Now, in cooperation with the villagers of Yogawa, the monks that resided at the Koten-an climbed up to the peak of Mount Shiba with a great number of paper flags, planting them here and there, and as night fell, lit watch fires throughout the mountain. The flames lit up the night sky, and the enemy thought that surely Hideyoshi’s reinforcements had come from Fukushima, and that they were surrounded on two sides. Seeing this, Yoshikatsu had his soldiers steal the march on the enemy by having them lie in wait at the Araragi mountain road, and then dispatched yet other troops, sending the enemy into a chaotic retreat. Needless to say, Hideyoshi was extremely grateful, commending both Yoshimasa and Yoshikatsu the following year.
Descending the mountain, I picked my way over the huge roots and tiny bridges that crossed the “moats,” and once again continued on down the wooded slope of the old Nakasendo. In a short while, I passed an old dilapidated teahouse, in use until a decade or so ago—the Yamamura Chaya—and a number of unoccupied old wooden houses.
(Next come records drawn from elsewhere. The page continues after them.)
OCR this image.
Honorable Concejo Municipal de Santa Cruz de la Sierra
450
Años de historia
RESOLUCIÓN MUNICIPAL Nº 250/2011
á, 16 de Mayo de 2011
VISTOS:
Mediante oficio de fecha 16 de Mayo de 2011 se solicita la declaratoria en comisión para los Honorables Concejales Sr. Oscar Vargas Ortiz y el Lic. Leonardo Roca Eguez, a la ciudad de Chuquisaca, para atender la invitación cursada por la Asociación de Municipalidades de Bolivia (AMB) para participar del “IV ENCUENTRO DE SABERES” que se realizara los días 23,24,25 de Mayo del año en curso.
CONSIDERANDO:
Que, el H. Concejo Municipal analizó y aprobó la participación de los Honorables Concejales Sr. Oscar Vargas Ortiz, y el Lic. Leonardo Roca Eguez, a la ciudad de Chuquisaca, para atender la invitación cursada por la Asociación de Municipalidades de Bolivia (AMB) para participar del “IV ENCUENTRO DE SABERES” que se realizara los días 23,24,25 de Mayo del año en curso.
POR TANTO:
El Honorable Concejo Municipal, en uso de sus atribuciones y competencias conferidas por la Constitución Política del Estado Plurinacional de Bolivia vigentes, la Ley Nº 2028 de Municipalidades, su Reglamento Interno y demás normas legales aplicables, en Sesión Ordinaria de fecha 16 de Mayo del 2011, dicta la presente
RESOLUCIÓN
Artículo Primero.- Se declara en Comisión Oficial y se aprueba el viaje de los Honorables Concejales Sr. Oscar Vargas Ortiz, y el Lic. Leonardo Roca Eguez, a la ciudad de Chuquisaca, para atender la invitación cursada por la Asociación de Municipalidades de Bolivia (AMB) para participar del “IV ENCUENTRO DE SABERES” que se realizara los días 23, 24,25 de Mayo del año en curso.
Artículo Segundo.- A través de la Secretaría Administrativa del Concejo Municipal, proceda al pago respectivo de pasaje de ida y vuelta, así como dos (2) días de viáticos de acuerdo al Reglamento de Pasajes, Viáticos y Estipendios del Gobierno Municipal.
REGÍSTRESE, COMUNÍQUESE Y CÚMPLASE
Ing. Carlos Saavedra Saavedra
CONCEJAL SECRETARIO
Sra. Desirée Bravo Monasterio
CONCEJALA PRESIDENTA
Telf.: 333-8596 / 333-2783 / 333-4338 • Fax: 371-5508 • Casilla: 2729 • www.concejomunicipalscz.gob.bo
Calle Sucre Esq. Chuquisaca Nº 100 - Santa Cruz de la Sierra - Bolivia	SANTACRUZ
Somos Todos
Coming up to a bend in the road, I could hear the sound of voices and, turning the corner, arrived at the Koi Iwa (), or “Carp Boulder,” so known because of its former appearance. This huge boulder, perhaps thirty feet high, once resembled a carp swimming upstream, but during the great Nobi earthquake of 1892, it turned on its side and its former resemblance was all but lost. A local story has it as follows.
During the Kamakura period, there was a general who was ordered to go off to war. Although he was resigned to his duty as a warrior, there was one thing that weighed on his mind: he would have to leave his lover [, koibito]. The two of them went and stood before Koi Iwa and made this pledge: “No matter how long we are separated, our love will be as unmovable as this boulder.” The general then promised, “If I return alive, we will meet right here.” Saying this, he went off to the battle.
When his lover heard that the battle was over, she waited at the boulder every day. Finally, the general returned, the two of them met again, and were happily married. Years later, they visited the boulder once again, remembering their pledge deep in their hearts.
The boulder is now covered with vegetation and moss, and Japanese tourists were taking commemorative photos of it before walking the few yards back to Tsumago, the next post town.
COURSE TIME
Midono-shuku to Tsumago-shuku: 6 kilometers (4.2 miles). 2 hours.